Top-P (Nucleus Sampling)¶
Limits the AI to choosing from the most probable tokens that make up a cumulative probability of P. Lower values = more focused.
- 0.9 - 1.0 — Almost no restriction (default)
- 0.7 - 0.8 — Moderate restriction
- 0.3 - 0.5 — Strong restriction — very predictable output
Top-K¶
Limits the AI to choosing from the top K most probable tokens. Works alongside Top-P.
- 0 — Disabled (default for many providers)
- 10-40 — Moderate restriction
- 1 — Always picks the most likely token (completely deterministic)
Min-P¶
Removes tokens whose probability is below a minimum threshold relative to the top token. Often used as an alternative to Top-P.
- 0 — Disabled
- 0.05 - 0.1 — Light filtering (recommended starting point)
Repetition Control¶
Limited provider support
Most major providers (Anthropic, Google, DeepSeek, and many others) do not support frequency, presence, or repetition penalties. These parameters are silently ignored if the provider doesn't implement them. They primarily work with OpenAI and OpenAI-compatible APIs. Only use these if you know your provider supports them.
Frequency Penalty¶
Penalizes tokens based on how often they've appeared in the text so far. Higher values reduce word repetition.
- 0 — No penalty (default)
- 0.1 - 0.5 — Mild reduction in repetition
- 0.5 - 1.0 — Strong reduction
Presence Penalty¶
Penalizes tokens that have appeared at all, regardless of frequency.
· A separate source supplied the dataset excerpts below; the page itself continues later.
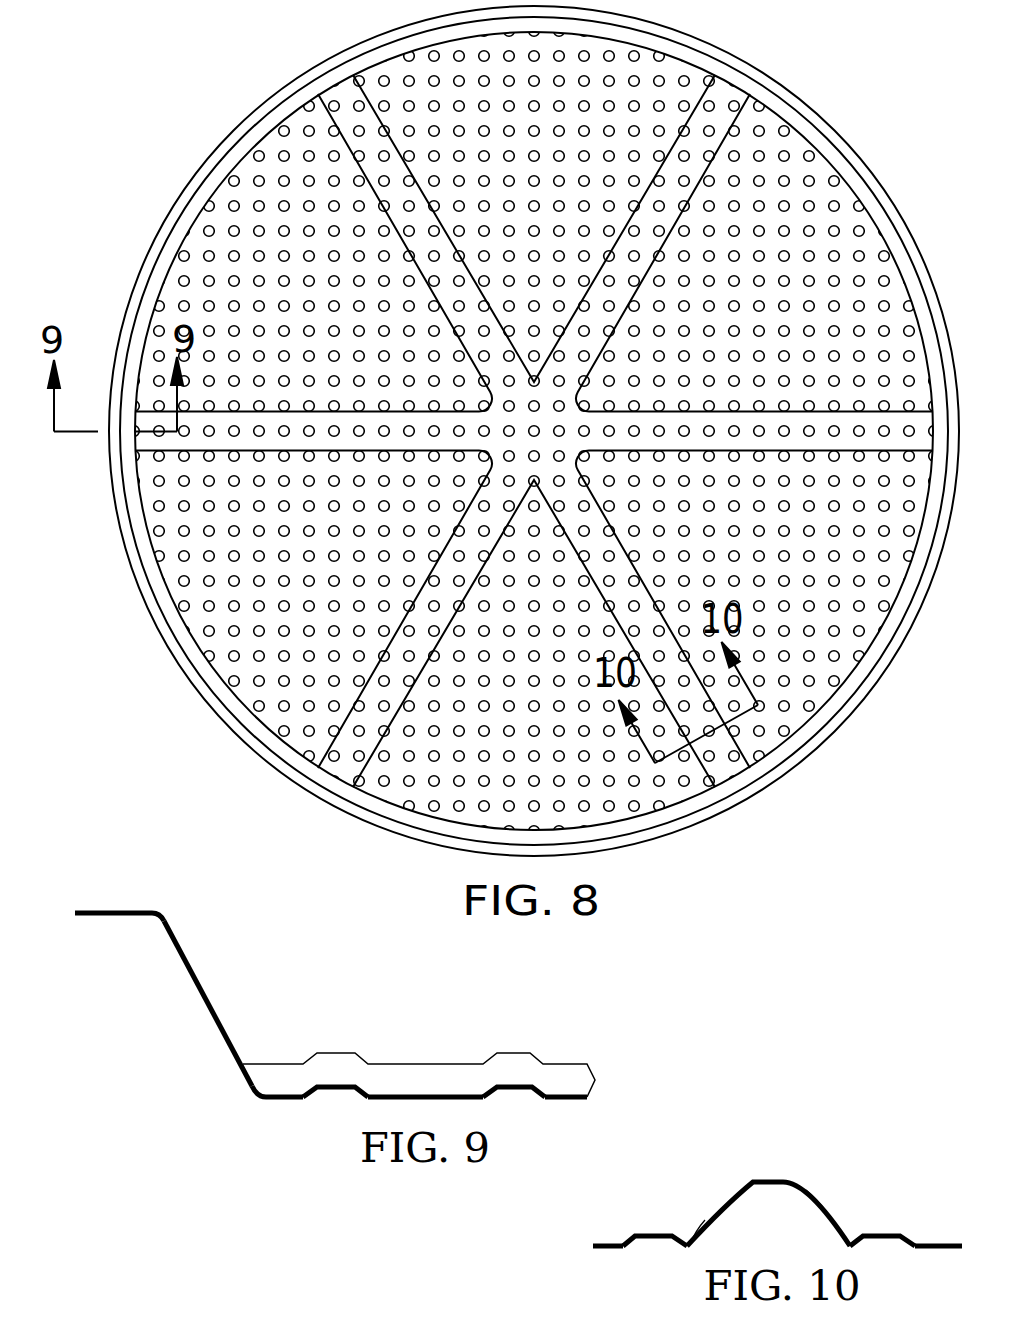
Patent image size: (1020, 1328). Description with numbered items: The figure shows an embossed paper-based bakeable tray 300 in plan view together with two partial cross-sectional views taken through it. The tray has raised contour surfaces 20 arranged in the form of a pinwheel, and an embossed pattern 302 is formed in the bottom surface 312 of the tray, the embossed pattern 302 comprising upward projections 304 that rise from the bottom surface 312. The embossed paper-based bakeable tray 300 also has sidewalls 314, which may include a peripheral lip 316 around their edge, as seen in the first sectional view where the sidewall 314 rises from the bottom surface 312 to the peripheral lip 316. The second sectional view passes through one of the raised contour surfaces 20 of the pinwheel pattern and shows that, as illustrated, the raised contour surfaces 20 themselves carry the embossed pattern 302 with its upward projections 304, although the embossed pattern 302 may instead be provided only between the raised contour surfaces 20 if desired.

In FIG. 8, the embossed paper-based bakeable tray 300 is at (872, 94).
In FIG. 8, the embossed pattern 302 is at (300, 168).
In FIG. 9, the upward projections 304 is at (510, 1052).
In FIG. 10, the upward projections 304 is at (888, 1235).
In FIG. 9, the bottom surface 312 is at (593, 1077).
In FIG. 10, the bottom surface 312 is at (598, 1243).
In FIG. 9, the sidewalls 314 is at (198, 980).
In FIG. 9, the peripheral lip 316 is at (137, 912).
In FIG. 9, the raised contour surfaces 20 is at (560, 1062).
In FIG. 10, the raised contour surfaces 20 is at (812, 1195).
Encourages the AI to explore new topics.
- 0 — No penalty (default)
- 0.1 - 0.5 — Encourages variety
- 0.5 - 1.0 — Strongly discourages revisiting topics
Repetition Penalty¶
A multiplier penalty on repeated tokens. Some providers use this instead of frequency/presence penalties.
- 1.0 — No penalty
- 1.05 - 1.15 — Mild to moderate penalty
Don't stack penalties
Using both frequency penalty and repetition penalty at the same time can make the AI avoid common words entirely, leading to awkward prose. Pick one approach — and only if your provider supports it.
Context Settings¶
Context Size¶
The maximum number of tokens for the entire conversation context (prompt + history). This should match your model's context window:
- 128,000 — Standard for most current models (GPT-5.x, DeepSeek, etc.)
- 200,000 — Claude Opus 4.5, Claude Sonnet 4.5, and older Claude models
- 1,000,000 — Claude Opus 4.6, Claude Sonnet 4.6, Gemini Pro, Gemini Flash, and other extended context models
- 32,768 or less — Some smaller or older models
Most models you'll encounter in 2026 support at least 128K context. Check your provider's model page if unsure.
Seed¶
A fixed seed for reproducible output. When set, the same prompt produces the same response. Useful for testing. Set to 0 or leave blank for random.
Custom Stop Strings¶
Strings that cause the AI to stop generating when encountered. Common uses:
- Stop at
\n\nto prevent runaway generation - Stop at character name prefixes to prevent the AI from writing as your character
Sampler Overrides¶
The preset can define sampler overrides — parameter values that override the connection's defaults. Each override can be individually enabled or disabled, giving you granular control over which parameters the preset controls and which come from the connection.
Tips¶
Start with temperature
Temperature is the single most impactful setting. Start there and adjust other parameters only if you need finer control.
Use the dry run
The dry run shows you the final parameter values after all overrides are applied. Useful for verifying your settings are taking effect.